Synthèse réalisée avec l’aide d’une intelligence artificielle à partir d’informations en espagnol. Source sous l’article.

L’Union européenne franchit un cap décisif dans la protection des animaux de compagnie. Les États membres ont en effet approuvé le tout premier règlement communautaire dédié au bien-être des chiens et des chats. Ce texte fondateur instaure pour la première fois des règles partagées par l’ensemble des pays membres, couvrant des domaines aussi variés que l’élevage, la vente, les conditions de détention et la traçabilité des animaux concernés.

Un nouveau cadre légal ambitieux

Le nouveau règlement 2026/1818 a pour objectif d’établir des standards minimaux communs afin de renforcer la protection des chiens et des chats sur l’ensemble du territoire européen. Son application se fera de manière progressive, avec une entrée en vigueur prévue à compter du 31 août 2028.

L’identification par puce électronique généralisée

L’une des avancées majeures de ce texte concerne l’identification des animaux de compagnie. Désormais, tous les chiens et tous les chats devront être identifiés au moyen d’une puce électronique (transpondeur).
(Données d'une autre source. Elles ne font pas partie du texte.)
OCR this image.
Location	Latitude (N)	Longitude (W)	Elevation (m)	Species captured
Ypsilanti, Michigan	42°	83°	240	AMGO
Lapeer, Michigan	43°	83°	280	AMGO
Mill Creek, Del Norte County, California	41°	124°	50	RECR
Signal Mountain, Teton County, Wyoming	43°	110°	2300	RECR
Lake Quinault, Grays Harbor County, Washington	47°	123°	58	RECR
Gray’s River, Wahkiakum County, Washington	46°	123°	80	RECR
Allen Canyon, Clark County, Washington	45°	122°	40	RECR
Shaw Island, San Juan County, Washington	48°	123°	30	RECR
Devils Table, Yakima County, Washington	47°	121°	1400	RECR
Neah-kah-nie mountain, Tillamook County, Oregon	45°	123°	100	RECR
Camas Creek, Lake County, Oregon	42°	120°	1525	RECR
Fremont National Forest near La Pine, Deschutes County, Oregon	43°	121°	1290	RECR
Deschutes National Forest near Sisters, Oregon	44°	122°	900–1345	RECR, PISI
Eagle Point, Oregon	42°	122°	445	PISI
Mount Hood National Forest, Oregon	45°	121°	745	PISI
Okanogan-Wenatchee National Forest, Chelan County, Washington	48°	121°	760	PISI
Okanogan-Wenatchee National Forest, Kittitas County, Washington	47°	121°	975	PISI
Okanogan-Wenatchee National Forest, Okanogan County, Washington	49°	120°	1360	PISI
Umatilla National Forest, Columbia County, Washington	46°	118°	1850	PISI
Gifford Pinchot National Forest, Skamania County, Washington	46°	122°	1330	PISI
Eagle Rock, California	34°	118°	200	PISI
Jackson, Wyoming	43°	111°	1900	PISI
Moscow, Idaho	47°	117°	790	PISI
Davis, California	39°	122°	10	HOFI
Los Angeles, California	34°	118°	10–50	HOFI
Leurs données seront consignées dans un registre national, lui-même relié à une base de données centralisée à l’échelle de l’Union européenne.

Pour l’Espagne, cette mesure ne bouleverse pas fondamentalement les pratiques existantes. En effet, la loi espagnole sur la protection animale exige déjà l’identification par puce électronique de l’ensemble des chiens et des chats sur le territoire national. La nouveauté réside donc principalement dans l’interconnexion des registres à l’échelle européenne, qui facilitera le suivi transfrontalier des animaux.

Un encadrement renforcé pour les éleveurs

La réglementation européenne durcit considérablement les conditions imposées aux éleveurs. Ceux-ci seront tenus d’exclure de tout programme de reproduction les chiens et les chats présentant des caractéristiques physiques extrêmes susceptibles d’engendrer des problèmes de santé ou de compromettre leur bien-être. Cette disposition vise à lutter contre les dérives de la sélection génétique, source de nombreuses pathologies chez certaines races.

Une surveillance accrue des ventes en ligne

La vente et l’adoption de chiens et de chats par le biais d’Internet feront également l’objet d’une vigilance renforcée. Les plateformes d’annonces en ligne devront intégrer des systèmes de vérification de l’identité des vendeurs ainsi que des informations fournies sur les animaux proposés. Chaque annonce devra comporter un code de vérification officiel, directement lié aux bases de données européennes. Cette mesure vise à assainir un secteur en pleine expansion, où les fraudes et les trafics se sont considérablement développés ces dernières années.

Des contrôles aux frontières de l’Union

Le texte introduit également des dispositions spécifiques concernant les chiens et les chats en provenance de pays tiers. Les animaux entrant sur le territoire de l’Union européenne devront désormais satisfaire à des exigences équivalentes en matière d’identification et d’enregistrement, afin de prévenir la contrebande et le commerce irrégulier. Les animaux franchissant les frontières européennes devront quant à eux être identifiés et enregistrés dans les délais prescrits par la nouvelle réglementation.

Des sanctions harmonisées et dissuasives

Pour garantir l’effectivité de ces nouvelles règles, le règlement oblige les États membres à instaurer un régime de sanctions efficace et proportionné à l’égard des contrevenants. L’Union européenne entend ainsi combattre une activité qu’elle juge étroitement liée à d’importants réseaux de commerce illégal, tout en renforçant la protection des millions de chiens et de chats vivant au sein des pays membres.

L’objectif final de ce dispositif est de bâtir un système commun à l’échelle européenne permettant de retracer l’origine des animaux, d’améliorer leurs conditions de vie et de réduire significativement l’abandon ainsi que l’élevage illégal. Une avancée majeure pour le bien-être animal, attendue de longue date par les associations de protection et les vétérinaires du continent.